На следующий день поле оцепили, приехали милиция и скорая, затем – черные автобусы без номеров. Еще через день стало ясно, что мертвый мальчик в поле – не один такой. Осенью 2000 года по всей России стали появляться мертвецы с кристаллами соли на волосах и ногтях. Началась паника. Откуда они взялись? Почему именно дети? И почему они тверды как камень и почему их нельзя сдвинуть с места?

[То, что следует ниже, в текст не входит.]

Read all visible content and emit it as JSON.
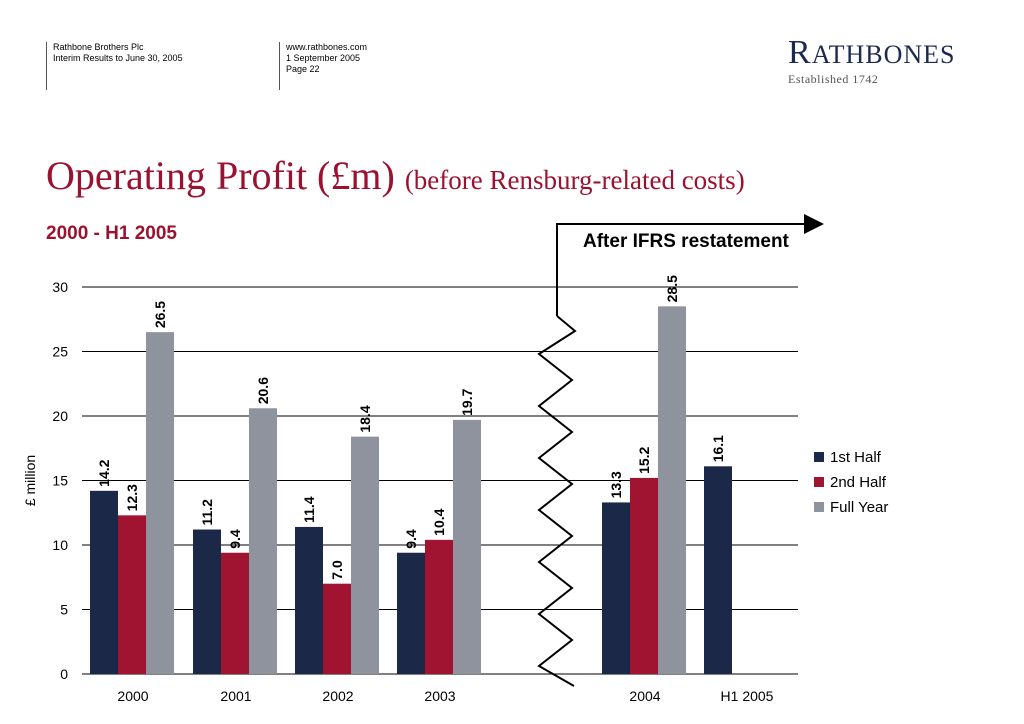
{
  "header": {
    "col1": [
      "Rathbone Brothers Plc",
      "Interim Results to June 30, 2005"
    ],
    "col2": [
      "www.rathbones.com",
      "1 September 2005",
      "Page 22"
    ]
  },
  "logo": {
    "first_letter": "R",
    "rest": "ATHBONES",
    "established": "Established 1742"
  },
  "slide": {
    "title_main": "Operating Profit (£m)",
    "title_sub": "(before Rensburg-related costs)",
    "period": "2000 - H1 2005"
  },
  "colors": {
    "first_half": "#1b2848",
    "second_half": "#a01432",
    "full_year": "#8e939e",
    "accent": "#9b1230"
  },
  "chart_data": {
    "type": "bar",
    "categories": [
      "2000",
      "2001",
      "2002",
      "2003",
      "2004",
      "H1 2005"
    ],
    "ylabel": "£ million",
    "ylim": [
      0,
      30
    ],
    "yticks": [
      0,
      5,
      10,
      15,
      20,
      25,
      30
    ],
    "grid": true,
    "legend_position": "right",
    "annotation": "After IFRS restatement",
    "series": [
      {
        "name": "1st Half",
        "values": [
          14.2,
          11.2,
          11.4,
          9.4,
          13.3,
          16.1
        ]
      },
      {
        "name": "2nd Half",
        "values": [
          12.3,
          9.4,
          7.0,
          10.4,
          15.2,
          null
        ]
      },
      {
        "name": "Full Year",
        "values": [
          26.5,
          20.6,
          18.4,
          19.7,
          28.5,
          null
        ]
      }
    ]
  }
}
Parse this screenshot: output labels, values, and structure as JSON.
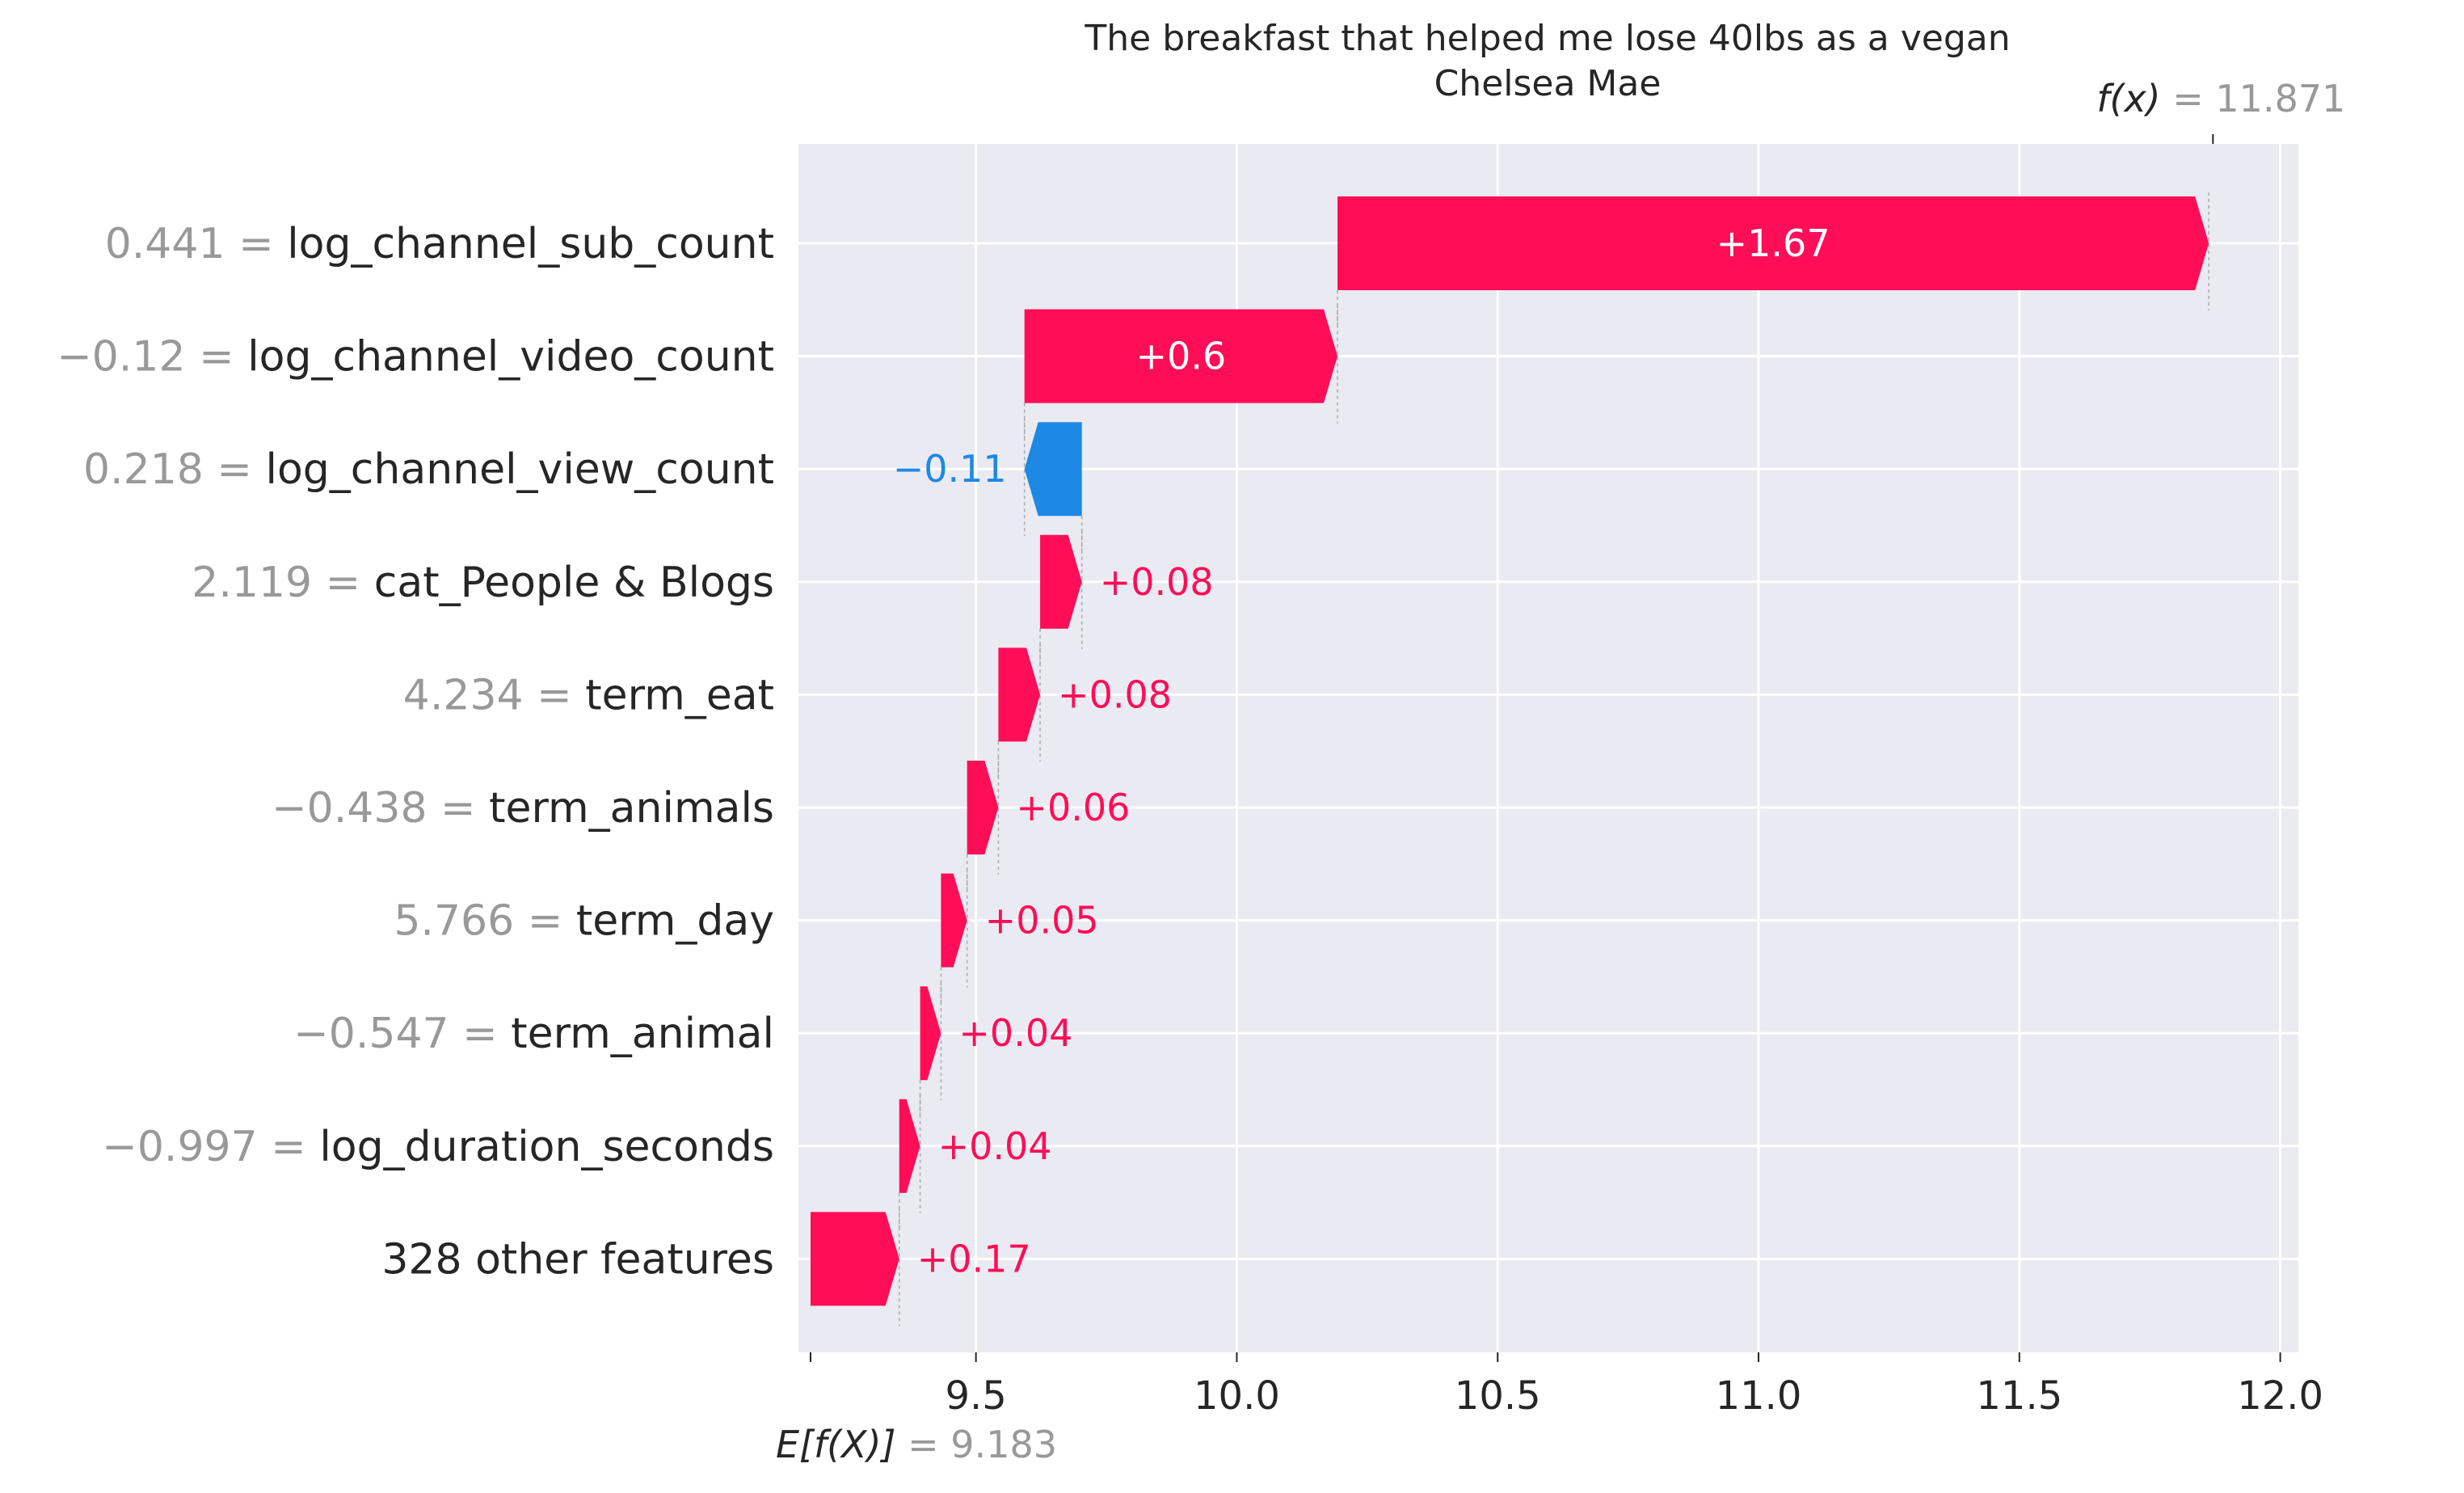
{
  "title": "The breakfast that helped me lose 40lbs as a vegan",
  "subtitle": "Chelsea Mae",
  "colors": {
    "positive": "#ff0d57",
    "negative": "#1e88e5",
    "background": "#eaeaf2",
    "grid": "#ffffff",
    "muted": "#999999"
  },
  "chart_data": {
    "type": "waterfall",
    "base_value": 9.183,
    "base_value_label": "E[f(X)]",
    "base_value_text": "= 9.183",
    "output_value": 11.871,
    "output_value_label": "f(x)",
    "output_value_text": "= 11.871",
    "xlim": [
      9.183,
      12.03
    ],
    "xticks": [
      9.5,
      10.0,
      10.5,
      11.0,
      11.5,
      12.0
    ],
    "xtick_labels": [
      "9.5",
      "10.0",
      "10.5",
      "11.0",
      "11.5",
      "12.0"
    ],
    "grid": true,
    "features": [
      {
        "value_text": "0.441 =",
        "name": "log_channel_sub_count",
        "contribution": 1.67,
        "label": "+1.67"
      },
      {
        "value_text": "−0.12 =",
        "name": "log_channel_video_count",
        "contribution": 0.6,
        "label": "+0.6"
      },
      {
        "value_text": "0.218 =",
        "name": "log_channel_view_count",
        "contribution": -0.11,
        "label": "−0.11"
      },
      {
        "value_text": "2.119 =",
        "name": "cat_People & Blogs",
        "contribution": 0.08,
        "label": "+0.08"
      },
      {
        "value_text": "4.234 =",
        "name": "term_eat",
        "contribution": 0.08,
        "label": "+0.08"
      },
      {
        "value_text": "−0.438 =",
        "name": "term_animals",
        "contribution": 0.06,
        "label": "+0.06"
      },
      {
        "value_text": "5.766 =",
        "name": "term_day",
        "contribution": 0.05,
        "label": "+0.05"
      },
      {
        "value_text": "−0.547 =",
        "name": "term_animal",
        "contribution": 0.04,
        "label": "+0.04"
      },
      {
        "value_text": "−0.997 =",
        "name": "log_duration_seconds",
        "contribution": 0.04,
        "label": "+0.04"
      },
      {
        "value_text": "",
        "name": "328 other features",
        "contribution": 0.17,
        "label": "+0.17"
      }
    ]
  }
}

Паника, впрочем, схлынула быстро. Во многом потому, что к делу оперативно подключились власти. О первых найденных кадаврах вообще никто не знал – информацию скрывали. К комбайнеру-пьянице с визитом вежливости приходили люди с государственными лицами и проводили воспитательную, так сказать, беседу: «Откроешь рот – мы его глиной набьем, понял? Не было мальчика, не было». Но шла молва, и молву не могли пресечь даже угрозы набить рот глиной; нету в мире столько глины. Когда стало ясно, что замолчать кадавров не получится и мальчик все-таки был, власти сменили тактику и подключили телевидение – с экранов старательно успокаивали население: занижали цифры и каждый день придумывали что-то новое, то говорили, что мертвые дети в полях – просто муляжи, это перформанс, масштабная работа анонимного художника, то вдруг меняли тактику и начинали твердить, что никаких мертвых на самом деле нет, а потом вдруг сообщали, что все, кто живет рядом с ними, получат льготы; но какие льготы, если вы сами вчера говорили, что кадавров нет?
Иоганн Аккерман, «Фольклор катастроф»
Перевод с немецкого Дмитрия Табакевича, издательство Ad Astra, 2004 год, с. 11–12.
«Галина Михайловна Родченко [1] —глава КИМА и основательница Института – в своей книге пыталась предсказать их возможную судьбу. Писала, что очень хорошо представляет себе два варианта развития событий: первый – государство оградит кадавров высокими заборами с колючей проволокой, накроет саркофагами, создаст вокруг каждого зону отчуждения; второй – все будет ровно наоборот – кадавры превратятся в приманку для туристов – вокруг каждого мертвого ребенка вырастет своя индустрия развлечений: кафешки, лавочки с сувенирами, магнитиками на холодильник и очереди из желающих прикоснуться к мертвецу. Как бывает с мощами святых, например.
1
Внесена в список лиц, выполняющих функции иностранного агента в России.